Among the first acts of victorious revolutionaries is to strip down signs bearing the names of the regimes they toppled.
In Syria, the opposition is not waiting for President Bashar al-Assad to fall.
Anti-government activists in recent weeks have used a Google crowd-sourcing program, Map Maker, to rename key streets, bridges and boulevards after their revolutionary heroes, according to opposition figures and the Syrian government. The idea, activists say, has been to expunge the vestiges of the Assad family’s 40-year-long rule and to commemorate protesters who have fallen over the course of an 11-month-old uprising.
“They have the right to be remembered by the Syrians,” said Rwadan Ziadeh, a representative of the Syrian National Council exile group. “They are making new history.”
On Google, names have changed over time as the maps have been updated with user proposals, which are approved by other users as well as Google editors. The names seen on Google Maps are sometimes different than those on Google Earth. The overall result, however, has been a patchwork of both Assad-era names and revolutionary names, sometimes side by side.
The campaign started a couple of months ago on Facebook, according to Rami Nakhle, another exile opposition figure, and it has quickly gained the Syrian government’s attention. On Monday, the country’s envoy to the United Nations, Bashar al-Jafaari, digressed from a speech before the General Assembly to accuse Google of participating in a foreign plot to meddle in Syria’s internal affairs and undermine its leader.
“What does Google have to do with the names of streets in small Syrian cities and villages?” Jafaari said, referring to changed street names in the restive towns of Homs and Idlib. “This is a flagrant violation of United Nations General Assembly, the resolution of the Arab League pertaining to the standardization of the geographic nomenclature.”
The renaming campaign hasn’t happened only online. On Syrian streets, members of the opposition have changed signs with their own hands.

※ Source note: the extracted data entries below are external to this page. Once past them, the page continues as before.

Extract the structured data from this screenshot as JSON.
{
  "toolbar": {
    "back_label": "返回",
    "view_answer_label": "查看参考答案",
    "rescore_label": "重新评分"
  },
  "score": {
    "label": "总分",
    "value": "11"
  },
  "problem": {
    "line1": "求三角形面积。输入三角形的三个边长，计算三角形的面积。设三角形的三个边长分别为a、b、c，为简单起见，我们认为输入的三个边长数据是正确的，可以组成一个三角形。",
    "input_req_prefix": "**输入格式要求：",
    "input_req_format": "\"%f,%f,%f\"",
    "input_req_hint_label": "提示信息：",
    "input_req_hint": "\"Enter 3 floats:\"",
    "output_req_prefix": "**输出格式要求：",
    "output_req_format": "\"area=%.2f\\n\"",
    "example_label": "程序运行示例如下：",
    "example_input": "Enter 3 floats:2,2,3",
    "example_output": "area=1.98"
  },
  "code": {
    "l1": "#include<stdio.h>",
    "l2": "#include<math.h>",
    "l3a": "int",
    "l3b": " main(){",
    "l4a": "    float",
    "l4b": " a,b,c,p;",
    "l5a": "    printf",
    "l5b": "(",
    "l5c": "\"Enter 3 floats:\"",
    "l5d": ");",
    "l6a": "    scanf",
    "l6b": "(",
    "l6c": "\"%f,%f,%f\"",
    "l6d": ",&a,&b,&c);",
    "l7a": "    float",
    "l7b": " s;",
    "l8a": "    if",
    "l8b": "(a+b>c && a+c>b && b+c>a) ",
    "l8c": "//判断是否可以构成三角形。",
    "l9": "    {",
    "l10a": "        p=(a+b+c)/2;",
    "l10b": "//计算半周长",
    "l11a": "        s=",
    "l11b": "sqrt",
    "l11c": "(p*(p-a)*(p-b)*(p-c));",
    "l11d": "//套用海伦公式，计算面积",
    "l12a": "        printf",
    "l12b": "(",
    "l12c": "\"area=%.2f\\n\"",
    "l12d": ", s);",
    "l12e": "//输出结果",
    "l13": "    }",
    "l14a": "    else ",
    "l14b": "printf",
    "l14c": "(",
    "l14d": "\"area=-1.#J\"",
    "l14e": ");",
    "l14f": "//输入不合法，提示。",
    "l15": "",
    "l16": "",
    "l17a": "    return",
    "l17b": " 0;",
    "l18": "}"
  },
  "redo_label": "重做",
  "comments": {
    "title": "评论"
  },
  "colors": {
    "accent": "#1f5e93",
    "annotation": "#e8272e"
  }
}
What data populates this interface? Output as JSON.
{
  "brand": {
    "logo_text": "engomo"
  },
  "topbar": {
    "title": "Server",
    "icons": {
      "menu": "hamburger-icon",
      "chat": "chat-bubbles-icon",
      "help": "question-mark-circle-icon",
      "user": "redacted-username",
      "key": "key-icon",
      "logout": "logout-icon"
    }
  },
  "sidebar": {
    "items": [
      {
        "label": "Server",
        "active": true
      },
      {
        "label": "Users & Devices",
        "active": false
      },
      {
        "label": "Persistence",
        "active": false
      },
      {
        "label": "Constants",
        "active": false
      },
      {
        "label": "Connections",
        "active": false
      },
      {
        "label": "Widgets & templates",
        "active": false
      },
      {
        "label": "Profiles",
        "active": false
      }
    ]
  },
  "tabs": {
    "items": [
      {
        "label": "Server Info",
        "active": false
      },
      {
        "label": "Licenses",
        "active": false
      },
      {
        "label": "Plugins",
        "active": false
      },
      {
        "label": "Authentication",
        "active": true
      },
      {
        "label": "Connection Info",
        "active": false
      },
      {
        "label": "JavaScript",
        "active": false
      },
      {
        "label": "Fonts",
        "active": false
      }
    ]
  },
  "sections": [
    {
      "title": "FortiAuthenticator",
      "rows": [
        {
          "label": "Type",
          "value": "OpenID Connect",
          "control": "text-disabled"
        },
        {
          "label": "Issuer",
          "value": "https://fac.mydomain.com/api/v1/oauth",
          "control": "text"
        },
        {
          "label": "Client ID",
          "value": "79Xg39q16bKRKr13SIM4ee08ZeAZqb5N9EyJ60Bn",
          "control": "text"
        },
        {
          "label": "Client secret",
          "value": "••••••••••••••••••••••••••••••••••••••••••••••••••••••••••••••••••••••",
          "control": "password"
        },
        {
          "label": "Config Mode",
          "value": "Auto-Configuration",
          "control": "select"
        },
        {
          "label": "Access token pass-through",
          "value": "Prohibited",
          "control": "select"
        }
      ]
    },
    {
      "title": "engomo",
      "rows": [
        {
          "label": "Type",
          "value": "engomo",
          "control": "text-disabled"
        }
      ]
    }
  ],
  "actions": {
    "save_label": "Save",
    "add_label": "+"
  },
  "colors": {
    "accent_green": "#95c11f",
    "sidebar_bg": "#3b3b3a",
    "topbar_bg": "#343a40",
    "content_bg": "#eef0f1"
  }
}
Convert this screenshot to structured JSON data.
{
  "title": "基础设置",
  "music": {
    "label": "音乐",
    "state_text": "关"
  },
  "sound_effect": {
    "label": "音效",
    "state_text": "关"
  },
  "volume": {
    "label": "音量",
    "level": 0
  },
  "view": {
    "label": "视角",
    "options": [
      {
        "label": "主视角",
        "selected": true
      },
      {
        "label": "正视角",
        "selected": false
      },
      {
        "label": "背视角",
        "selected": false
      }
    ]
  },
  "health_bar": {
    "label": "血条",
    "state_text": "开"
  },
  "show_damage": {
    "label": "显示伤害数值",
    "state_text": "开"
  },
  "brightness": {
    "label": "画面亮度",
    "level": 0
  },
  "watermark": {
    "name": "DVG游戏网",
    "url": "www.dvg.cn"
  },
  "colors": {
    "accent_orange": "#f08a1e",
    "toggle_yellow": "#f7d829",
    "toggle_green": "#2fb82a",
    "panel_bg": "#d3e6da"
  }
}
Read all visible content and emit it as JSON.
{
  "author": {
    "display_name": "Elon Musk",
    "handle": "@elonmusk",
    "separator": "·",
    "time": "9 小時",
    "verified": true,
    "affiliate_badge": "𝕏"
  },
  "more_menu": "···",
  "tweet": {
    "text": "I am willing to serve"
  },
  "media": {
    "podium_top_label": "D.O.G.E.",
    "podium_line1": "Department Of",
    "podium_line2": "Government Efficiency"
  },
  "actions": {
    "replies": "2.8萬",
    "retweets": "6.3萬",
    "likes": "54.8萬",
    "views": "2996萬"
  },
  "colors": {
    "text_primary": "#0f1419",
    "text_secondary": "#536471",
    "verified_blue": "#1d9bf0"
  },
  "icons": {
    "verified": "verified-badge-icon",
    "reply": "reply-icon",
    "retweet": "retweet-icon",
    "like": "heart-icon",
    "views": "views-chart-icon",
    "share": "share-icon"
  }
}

Ziadeh said activists in his home town, Daraya, tore down the sign on a street named after President Assad’s older brother, Basel al-Assad, who died in a car accident in 1994. In its place, they erected a sign honoring Ghiyath Matar, a 24-year-old tailor whose signature gesture — handing out flowers to Syrian soldiers — has come to symbolize the opposition movement’s nonviolent beginnings.
Anti-government activists throughout the Middle East have effectively harnessed the power of the Internet, particularly social media, to fuel public support for their causes. Google, which employed Wael Ghonim, an early leader of the popular uprising that brought down Egyptian President Hosni Mubarak, has emerged as a particularly high-profile symbol of the forces of tumult.
The Internet giant declined to make someone available to discuss its mapping practices. But spokeswoman Deanna Yick said Google has built its maps from “a wide range of authoritative sources, ranging from the public and commercial data providers, user contributions and imagery references.”
“Overall,” Yick said, “this provides a very comprehensive and up-to-date map, but maps are constantly changing along with the real world, so we’ll continue to review data and make changes as new information becomes available.”
The effort to exploit the Internet has in some ways been more critical in Syria, where the government has imposed a tighter media blackout, than in other countries that have undergone upheaval during the Arab Spring. Protesters have hacked government Web sites, smuggled cellphone images outside the country showing evidence of the government crackdown, and run live streams from towns including Homs, where the United Nations asserts that more than 300 people have been killed in the past two weeks.
Stefan Geens, author of the Ogle Earth blog, which tracks Google Maps, said the renaming of Syrian streets and other landmarks represents the latest front in efforts to use crowdsourcing to promote political views.
In 2008, he said, Tunisian activists using Google Earth posted links to a YouTube video on top of the view of the presidential palace in Tunis. The video featured former political prisoners describing torture they suffered under the government.
But Geens said Syria’s is the first uprising he knows of in which activists have used online mapping programs to rewrite history.
He compared a Google map of the town of Latakia with a crowdsourced map produced by OpenStreetMap. Both showed 8 March Avenue, named for the date of the 1963 military coup that brought the Baath Party to power and installed Hafez al-Assad, Bashar al-Assad’s father, as president. But the Google map also carried the date March 15, an apparent reference to the official birth of the 2010 popular uprising in Syria.
“It’s obvious this was crowdsourced. This is the risk of crowdsourcing: One could infiltrate and change names for political purposes,” Geens said. “I am absolutely convinced that this is not something intentional on Google’s part to subvert the authority of Assad.”
The Syrian government might not be convinced. The U.N. diplomatic protest came several weeks after Damas Post, a Syrian government Web site, noted that a major Damascus highway was identified on Google Earth as being named after both Hafez al-Assad and Ibrahim al-Kashosh, another icon of the current uprising.
On Tuesday morning, Assad’s name was nowhere to be seen.